Little Lord Hyphenated-Surname is the quintessential Greens politician: born and raised in a wealthy, white suburb with an overrepresentation of university graduates and organic grocery stores and prone to prattling about the “workers” despite having never worked a day in his life outside a union office or politics. Like policemen and doctors these days, he also looks like he still needs his mummy to hold his hand on the walk to the office.

Youthful ignorance might be some excuse for Hyphenated-Surname: no doubt he thinks he’s playing to the under-25 peanut gallery; but, in reality he’s just given most of his voters the best reason not to vote for him. The Greens’ voting bloc is not aspiring young homeowners: it’s wealthy Millennials. In other words, people in their mid-30s to early 40s, who already own at least one home, probably more.

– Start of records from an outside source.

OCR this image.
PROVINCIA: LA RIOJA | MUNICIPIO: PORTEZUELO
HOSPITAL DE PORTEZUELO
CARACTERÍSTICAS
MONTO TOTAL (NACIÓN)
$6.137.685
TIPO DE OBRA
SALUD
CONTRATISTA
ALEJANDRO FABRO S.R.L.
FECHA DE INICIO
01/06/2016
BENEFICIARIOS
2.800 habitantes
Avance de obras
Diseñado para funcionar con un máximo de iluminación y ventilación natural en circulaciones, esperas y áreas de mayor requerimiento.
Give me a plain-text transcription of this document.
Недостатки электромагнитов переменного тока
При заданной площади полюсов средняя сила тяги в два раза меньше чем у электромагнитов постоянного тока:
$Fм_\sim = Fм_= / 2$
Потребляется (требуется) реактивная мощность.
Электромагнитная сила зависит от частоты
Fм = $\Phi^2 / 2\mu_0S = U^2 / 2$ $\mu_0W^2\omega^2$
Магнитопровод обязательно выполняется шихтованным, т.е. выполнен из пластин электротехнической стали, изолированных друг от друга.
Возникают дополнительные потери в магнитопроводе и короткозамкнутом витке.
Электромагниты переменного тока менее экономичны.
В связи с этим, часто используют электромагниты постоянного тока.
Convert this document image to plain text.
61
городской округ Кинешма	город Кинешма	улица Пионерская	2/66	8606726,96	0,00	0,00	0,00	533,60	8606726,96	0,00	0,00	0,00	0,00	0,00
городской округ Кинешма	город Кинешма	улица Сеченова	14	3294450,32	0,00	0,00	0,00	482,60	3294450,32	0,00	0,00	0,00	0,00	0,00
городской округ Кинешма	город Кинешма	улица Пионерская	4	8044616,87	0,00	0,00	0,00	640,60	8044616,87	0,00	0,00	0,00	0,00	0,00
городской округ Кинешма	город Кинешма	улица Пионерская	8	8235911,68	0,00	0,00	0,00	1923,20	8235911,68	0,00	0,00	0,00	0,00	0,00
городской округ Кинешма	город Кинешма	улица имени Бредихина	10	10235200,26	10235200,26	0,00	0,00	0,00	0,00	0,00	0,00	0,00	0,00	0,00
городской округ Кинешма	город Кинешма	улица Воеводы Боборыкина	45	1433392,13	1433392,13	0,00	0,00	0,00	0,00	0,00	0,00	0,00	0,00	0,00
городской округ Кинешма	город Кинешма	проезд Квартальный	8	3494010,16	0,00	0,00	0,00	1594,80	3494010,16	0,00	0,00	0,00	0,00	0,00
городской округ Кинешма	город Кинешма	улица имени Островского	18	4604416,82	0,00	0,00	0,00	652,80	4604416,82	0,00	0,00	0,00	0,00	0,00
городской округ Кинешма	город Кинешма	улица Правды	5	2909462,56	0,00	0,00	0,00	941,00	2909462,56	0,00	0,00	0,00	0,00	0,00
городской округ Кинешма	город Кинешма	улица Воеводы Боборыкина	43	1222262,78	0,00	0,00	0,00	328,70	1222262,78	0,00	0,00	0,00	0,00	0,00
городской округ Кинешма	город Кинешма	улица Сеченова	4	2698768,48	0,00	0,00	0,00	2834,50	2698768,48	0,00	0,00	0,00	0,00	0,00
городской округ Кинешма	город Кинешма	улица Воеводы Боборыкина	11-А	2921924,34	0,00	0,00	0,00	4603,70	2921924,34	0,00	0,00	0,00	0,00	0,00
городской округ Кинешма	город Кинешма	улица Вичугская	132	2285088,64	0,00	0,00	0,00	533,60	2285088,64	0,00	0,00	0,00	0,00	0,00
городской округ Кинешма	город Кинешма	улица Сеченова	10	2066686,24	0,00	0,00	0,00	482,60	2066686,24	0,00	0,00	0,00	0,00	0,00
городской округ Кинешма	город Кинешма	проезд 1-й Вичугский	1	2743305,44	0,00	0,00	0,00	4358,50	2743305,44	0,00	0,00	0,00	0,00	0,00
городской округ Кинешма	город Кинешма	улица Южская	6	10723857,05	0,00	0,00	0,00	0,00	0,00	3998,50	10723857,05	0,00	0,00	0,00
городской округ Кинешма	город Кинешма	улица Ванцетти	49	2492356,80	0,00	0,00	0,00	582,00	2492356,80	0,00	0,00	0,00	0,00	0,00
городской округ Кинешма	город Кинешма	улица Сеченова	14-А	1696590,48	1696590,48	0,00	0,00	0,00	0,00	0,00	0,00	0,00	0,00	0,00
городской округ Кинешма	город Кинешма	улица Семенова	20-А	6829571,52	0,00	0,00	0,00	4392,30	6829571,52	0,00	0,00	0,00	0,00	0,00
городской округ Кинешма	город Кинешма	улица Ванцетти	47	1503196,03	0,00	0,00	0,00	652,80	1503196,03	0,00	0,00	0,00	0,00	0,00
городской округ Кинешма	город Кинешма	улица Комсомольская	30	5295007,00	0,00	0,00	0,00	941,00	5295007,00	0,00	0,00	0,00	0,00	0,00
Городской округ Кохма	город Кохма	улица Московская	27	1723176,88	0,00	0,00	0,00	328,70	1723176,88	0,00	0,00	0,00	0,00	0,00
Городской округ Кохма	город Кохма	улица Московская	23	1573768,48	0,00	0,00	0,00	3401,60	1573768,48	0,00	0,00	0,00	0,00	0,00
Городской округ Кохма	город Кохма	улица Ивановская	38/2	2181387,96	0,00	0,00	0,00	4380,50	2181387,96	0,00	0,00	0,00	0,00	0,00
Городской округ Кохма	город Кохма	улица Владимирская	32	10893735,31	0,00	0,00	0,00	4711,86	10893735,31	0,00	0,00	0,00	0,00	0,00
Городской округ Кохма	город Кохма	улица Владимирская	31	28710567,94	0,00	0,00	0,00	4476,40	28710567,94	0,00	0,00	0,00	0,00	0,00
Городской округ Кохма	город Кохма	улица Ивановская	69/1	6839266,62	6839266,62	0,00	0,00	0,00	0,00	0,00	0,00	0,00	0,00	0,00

Greens’ voters might be idiots, but even they can understand what ‘We’re going to devalue your property portfolio’ means.

Hyphenated-Surname’s essential detachment from the reality of working Australians shows through in drivel like this:

He said that a hard working, well educated young Australian with a good job could now be “earning a $100,000-plus a year wage” and it was “still impossible for you to buy a home”.

In fact, the median household income for first-home buyers in Australia is around $95,000. But then, not everybody is a Greens voter buying houses in the most fashionable suburbs of Melbourne, Sydney and Brisbane.

The Greens’ entrenched economic cluelessness also shows through.

The Greens have proposed a major overhaul to phase out negative gearing and abolish the ­capital gains tax discount, as well as the establishment of a government-owned property developer to rent and sell at below-market prices.

The party has also advocated for a rent freeze and cap on rents, arguing that 20 per cent of renters across the nation vote Green.

So, not only abolish the policies that have made rich Greens voters (the wealthiest voting bloc in the country) as rich as they are, but institute the very policies guaranteed to send rents and house prices soaring. Somebody hit these clowns over the head with a copy of Basic Economics, open to the chapter where Sowell exhaustively details how rent freezes and caps only ever result in higher rents and fewer rentals on the market.

He said the Greens would release more details soon about their proposal for a government-owned property developer to try to build 360,000 homes over five years and more than 600,000 over the decade.

One word: KiwiBuild.

Apartments would be open to a range of people because “if only people on welfare benefits can live in there, then you get the concentration of social disadvantage. You get a lot of the social problems that comes with. If you have a cleaner living next door to a university professor living next door to someone on the pension living next door to someone who just works at the local Woolies, then you get really diverse and robust communities.”

No doubt Hyphenated-Surname also dreams that they’ll hunt in the morning, fish in the afternoon, rear cattle in the evening and read philosophy after dinner.

Spare us the utopian delusions of moronic Marxists.